POSTED: 01:30 a.m. HST, Jul 17, 2011
What do you get when you put Roseanne Barr on 46 acres of Big Island outback, give her a gun, a seashell honu necklace, some grinning local buddies and a wild pig problem?
Not sure. It seems the network execs aren't sure either. The latest TV show to be shot in Hawaii isn't funny, nor sad nor dramatic. It's not particularly revelatory or entertaining. It's just a rich momona lady yelling at her family. You can see that every day at Roy's Restaurant or the airport.
"Roseanne's Nuts," which premiered at 10 p.m. Wednesday on Lifetime, is a light reality show shot on Barr's mac nut farm in Hamakua, north of Hilo.
The show doesn't have any obvious marks of a runaway hit: no one is bikini-beautiful, careening from addiction, trying to hook up with someone's spouse or competing to construct the best evening gown, risotto or pop song performance. Even Barr's relentless profanity gets dull fairly quickly.
But it does show what Hawaii looks like from the point of view of a rich lady who buys a chunk of land to "get away from" all the things that made her rich, and who then proceeds to construct a semi-retirement out of batik caftans, homegrown vegetables and satellite dishes on the roof (as well as a camera crew.)
Roseanne's Hawaii is untamed ironwood trees, rascally wild pigs and red ti leaf planted by the screen door. It is wine with sunsets, family lounging about her many indoor and outdoor sofas and trips to the crystal mystic healer. It is declarations of how rich she is and then complaints about how much stuff costs. It is little lilts of local dialect slipping in to her stream-of-consciousness diatribes, like "Nice, yeah?"
It's not Dog Chapman's view of urban, bail-skipping Hawaii, nor the Travel Channel's view of Waikiki surf lessons and shave ice. It's not "Hawaii Five-0," though the locals on Barr's show have essentially the same minor roles. It's not the Hawaii of the downtown Honolulu office worker. It's not the Hawaii of the North Shore surfer. It's a Hawaii many who live here won't recognize. It is Barr's surreal reality, goosed up with a big dose of acting up for the cameras.

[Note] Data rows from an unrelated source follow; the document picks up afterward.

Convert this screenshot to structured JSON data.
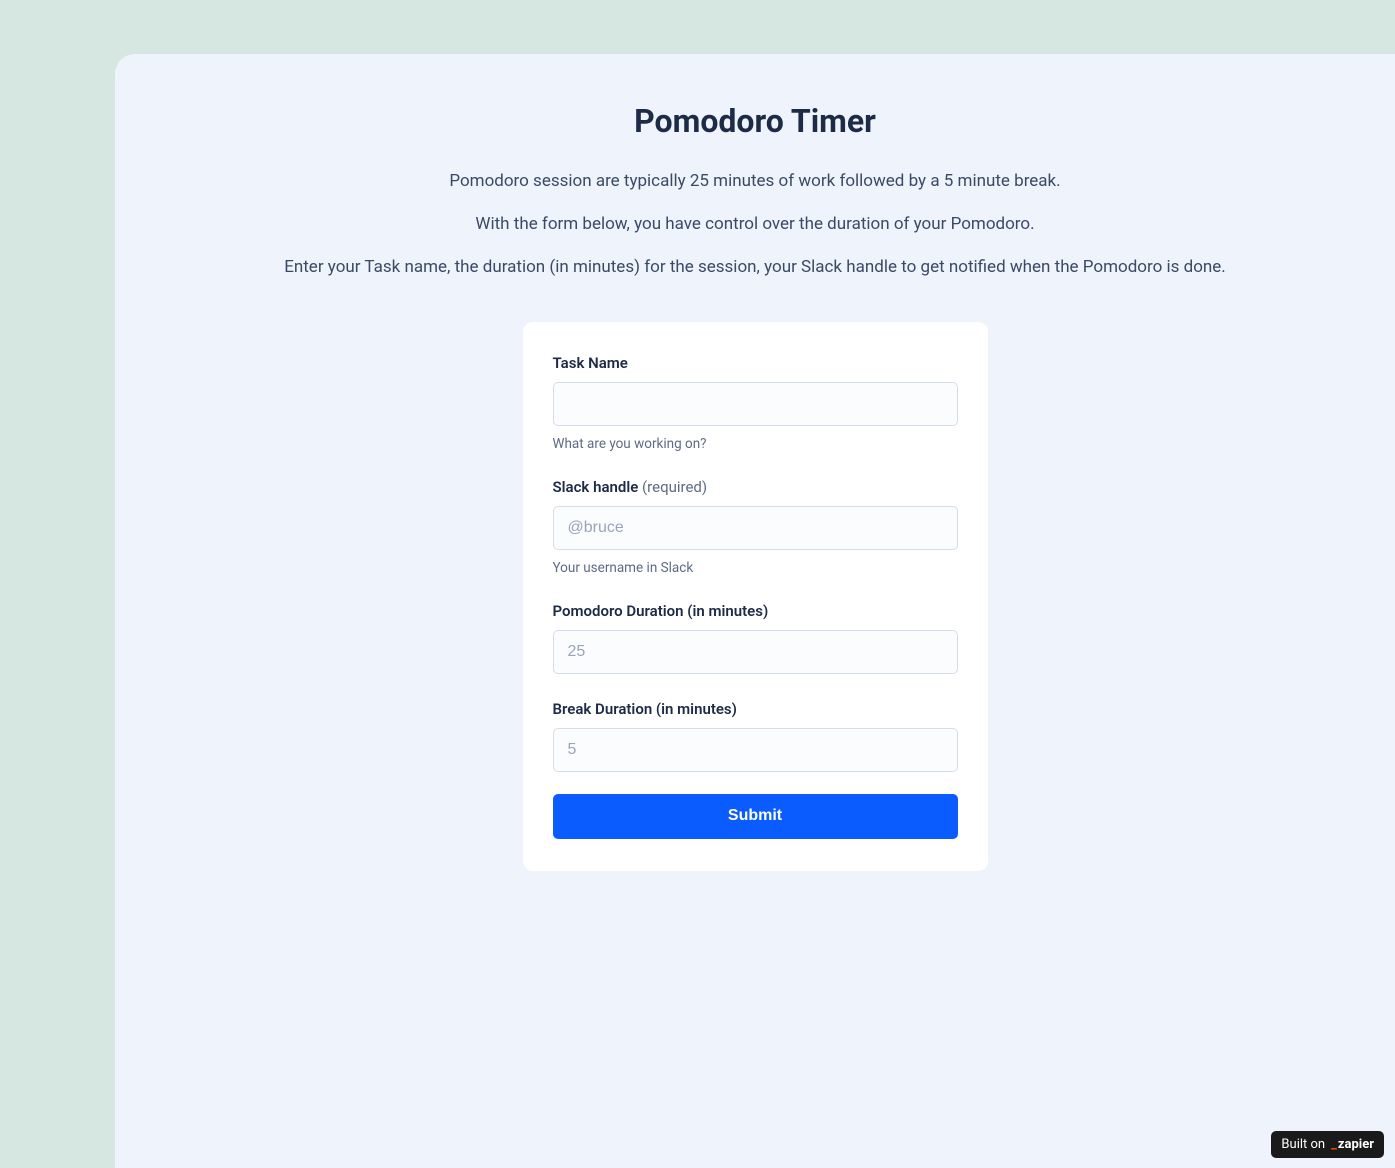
{
  "page": {
    "title": "Pomodoro Timer",
    "description_1": "Pomodoro session are typically 25 minutes of work followed by a 5 minute break.",
    "description_2": "With the form below, you have control over the duration of your Pomodoro.",
    "description_3": "Enter your Task name, the duration (in minutes) for the session, your Slack handle to get notified when the Pomodoro is done."
  },
  "form": {
    "task_name": {
      "label": "Task Name",
      "value": "",
      "hint": "What are you working on?"
    },
    "slack_handle": {
      "label": "Slack handle",
      "required_text": "(required)",
      "placeholder": "@bruce",
      "value": "",
      "hint": "Your username in Slack"
    },
    "pomodoro_duration": {
      "label": "Pomodoro Duration (in minutes)",
      "placeholder": "25",
      "value": ""
    },
    "break_duration": {
      "label": "Break Duration (in minutes)",
      "placeholder": "5",
      "value": ""
    },
    "submit_label": "Submit"
  },
  "badge": {
    "prefix": "Built on",
    "brand": "zapier"
  }
}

And then there's Archie, Barr's pig-hunting, go-to guy who walks the fine line between archetype and stereotype. Archie gets called in to help with the wild pigs that run through the farm and eat all the mac nuts.
There is a weird, staged, predictable segment where Barr orders Archie and his hunting buddies (black tank tops, camouflage pants, hunting knives, pit bulls) to kill all the pigs on her property. For a moment, the show turns into one of those cable-access local pig-hunting shows, cameras plowing through the buffalo grass, dogs barking, pigs squealing.
The hunters pin the pig and draw the knife to its neck before Barr proclaims that she cannot order a beating heart to be stilled. Archie and his boys are good-natured in a "hoo boy this lady is crazy" kind of way. Poor Archie. Long after this show is pau and Barr tires of her gentrified farming life, Archie will still be wearing camouflage pants, crooning to his hunting dogs and composing songs on his pakini bass that include the word "chillaxing." Maybe he can get his own hunting show on public access.